Wednesday, September 24, 2008

Poem for Wednesday

The Broken String
By Grace Schulman


1
When Itzhak Perlman raised his violin
and felt the string snap, he sank and looked down
at legs unfit to stand and cross the stage
for a replacement. He bowed to the maestro,
played radiant chords, and finished the concerto

with the strings he had. Rage forced low notes
as this surf crashes on rock, turns, and lifts.
Later, he smiled and said it’s what you do:
not just play the score, but make new music
with what you have, then with what you have left.

2
What you have left: Bill Evans at the keyboard,
Porgy. The sound rose, but one note, unworthy,
stalled in his head above the weightless chords,
above the bass, the trumpet’s holler: Porgy.
A sudden clenched fist rose, pounded the keys,

fell limp: a heroin shot had hit a nerve.
I Loves You, Porgy. Sundays at the Vanguard
he soloed, improvised — his test that starved
nameless fear. Hands pitted against each other,
like the sea’s crosscurrents, played away anger.

3
My father bowed before the Knabe piano,
scanned notes, touched fingers lightly, and began,
by some black art, I thought, his hearing gone
for years. And always, Mozart, Liszt, Beethoven.
One day I gasped, for there were runs

he never heard, played as a broken kite string
launches a lifelike eagle that might soar
on what the flier holds, what he has left.
Not even winds that howl along these shores
and raise the surf can ever ground that flight.

--------

I'm sure I have something important to report from my Tuesday, but I can't remember what. I was all ready to go out and pick up someone's freecycled books of Celtic cross stitch patterns, but it turned out she wasn't going to be home, so I just went for a walk, futzed around the house and fiddled with photos -- someone wanted to know if he could buy a print of a photo I took of the Utz potato chip factory in Hanover near my in-laws, but I can't find the original file anywhere, just the reduced-size one on my web page! Augh! I am still slowly working on sorting my summer trip pictures so I can decide which ones to print and in what format.

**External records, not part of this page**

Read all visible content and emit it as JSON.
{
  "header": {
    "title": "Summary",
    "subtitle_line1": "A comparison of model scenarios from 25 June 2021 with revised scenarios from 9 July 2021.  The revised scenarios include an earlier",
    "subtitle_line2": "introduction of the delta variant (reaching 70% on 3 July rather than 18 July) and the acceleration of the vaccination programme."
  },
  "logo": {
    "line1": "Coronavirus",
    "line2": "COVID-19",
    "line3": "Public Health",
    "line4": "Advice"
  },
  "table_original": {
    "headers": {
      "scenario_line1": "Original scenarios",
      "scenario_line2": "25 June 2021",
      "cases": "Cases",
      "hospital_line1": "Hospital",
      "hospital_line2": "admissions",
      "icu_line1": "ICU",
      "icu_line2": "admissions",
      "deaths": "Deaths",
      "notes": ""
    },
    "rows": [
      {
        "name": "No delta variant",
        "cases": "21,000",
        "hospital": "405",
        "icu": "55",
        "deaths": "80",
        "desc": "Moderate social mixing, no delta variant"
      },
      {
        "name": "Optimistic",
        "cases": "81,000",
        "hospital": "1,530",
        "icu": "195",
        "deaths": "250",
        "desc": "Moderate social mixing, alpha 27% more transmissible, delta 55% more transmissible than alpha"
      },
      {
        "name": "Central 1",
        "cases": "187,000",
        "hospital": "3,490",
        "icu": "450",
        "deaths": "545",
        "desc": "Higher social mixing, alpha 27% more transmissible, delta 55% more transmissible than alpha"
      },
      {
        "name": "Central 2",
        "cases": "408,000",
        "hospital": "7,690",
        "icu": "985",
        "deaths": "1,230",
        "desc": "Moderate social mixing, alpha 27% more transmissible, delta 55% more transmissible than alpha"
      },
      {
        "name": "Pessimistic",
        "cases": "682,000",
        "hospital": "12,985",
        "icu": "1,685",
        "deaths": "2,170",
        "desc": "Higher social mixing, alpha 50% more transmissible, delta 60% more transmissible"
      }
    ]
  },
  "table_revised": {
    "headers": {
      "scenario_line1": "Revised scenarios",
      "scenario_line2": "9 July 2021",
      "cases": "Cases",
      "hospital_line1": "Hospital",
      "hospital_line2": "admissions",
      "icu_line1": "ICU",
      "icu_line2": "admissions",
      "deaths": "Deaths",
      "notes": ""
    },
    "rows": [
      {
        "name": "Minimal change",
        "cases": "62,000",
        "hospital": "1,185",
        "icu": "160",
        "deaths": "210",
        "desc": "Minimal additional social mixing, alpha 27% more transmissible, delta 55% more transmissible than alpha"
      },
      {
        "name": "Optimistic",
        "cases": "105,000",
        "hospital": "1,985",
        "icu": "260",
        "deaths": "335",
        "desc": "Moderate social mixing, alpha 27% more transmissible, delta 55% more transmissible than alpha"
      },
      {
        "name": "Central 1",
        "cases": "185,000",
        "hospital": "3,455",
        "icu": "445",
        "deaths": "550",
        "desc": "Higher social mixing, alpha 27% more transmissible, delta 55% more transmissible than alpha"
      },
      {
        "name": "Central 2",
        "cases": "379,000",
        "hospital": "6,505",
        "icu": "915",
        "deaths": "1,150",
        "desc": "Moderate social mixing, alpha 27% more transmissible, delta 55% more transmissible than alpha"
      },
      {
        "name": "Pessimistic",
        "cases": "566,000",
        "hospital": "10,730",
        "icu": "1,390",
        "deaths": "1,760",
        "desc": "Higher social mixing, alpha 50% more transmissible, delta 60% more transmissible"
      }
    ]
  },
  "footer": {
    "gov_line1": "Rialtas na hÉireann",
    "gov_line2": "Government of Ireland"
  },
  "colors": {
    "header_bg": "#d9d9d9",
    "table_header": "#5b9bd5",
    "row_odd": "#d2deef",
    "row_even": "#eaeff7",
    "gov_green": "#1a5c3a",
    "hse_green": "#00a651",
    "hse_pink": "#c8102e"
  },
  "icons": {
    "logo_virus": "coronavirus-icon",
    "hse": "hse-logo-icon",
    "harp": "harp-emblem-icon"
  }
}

Oh, and I might have spent quite a bit of time on various UK web sites plotting places to visit as soon as I get rich. The new Smithsonian magazine arrived with a cover story on the latest discoveries about Stonehenge, as well as articles about cassowaries and genetic discoveries about Jewish descendants in New Mexico, which don't seem to be online yet. And I was also reading in the Telegraph about how HMS Victory could be sold to private investors, which sounds unnerving. Spent the evening watching Celtic Thunder on PBS, which was okay, though more schmaltzy than Celtic.



An old friend with whom I recently reconnected on Facebook asked to see a close-up of the necklace I was wearing to the Renfaire, so here it is -- the pattern on the Chalice Well in Glastonbury.

And I keep telling people about my awesome Etsy purchases, so I figured I'd share pictures of things I've bought, though these photos were taken by the sellers. The first is a custom project I thought up after I saw sophiesbeads' Harry Potter bracelet and asked whether she could make beads that looked like stacks of Tarot cards. The second is a piece made for me after I wrote to Luv2Have to ask if she could sell me a dichroic tree pendant in jewel-tone colors.

Tarot Card Necklace...
...by sophiesbeads.
Majesty Etched Tree...
...by Luv2Have.


Younger son had some excitement today: a short circuit filled the music classrooms with smoke while he had orchestra. The fire department concluded that there had been no fire and it was safe to return to classes, but only after they were evacuated for more than an hour with trucks and helicopters everywhere to check the building. Son was mostly annoyed that he missed Chinese, which he likes. And my wonderful husband got me Boston Legal's fourth season on DVD. Joy!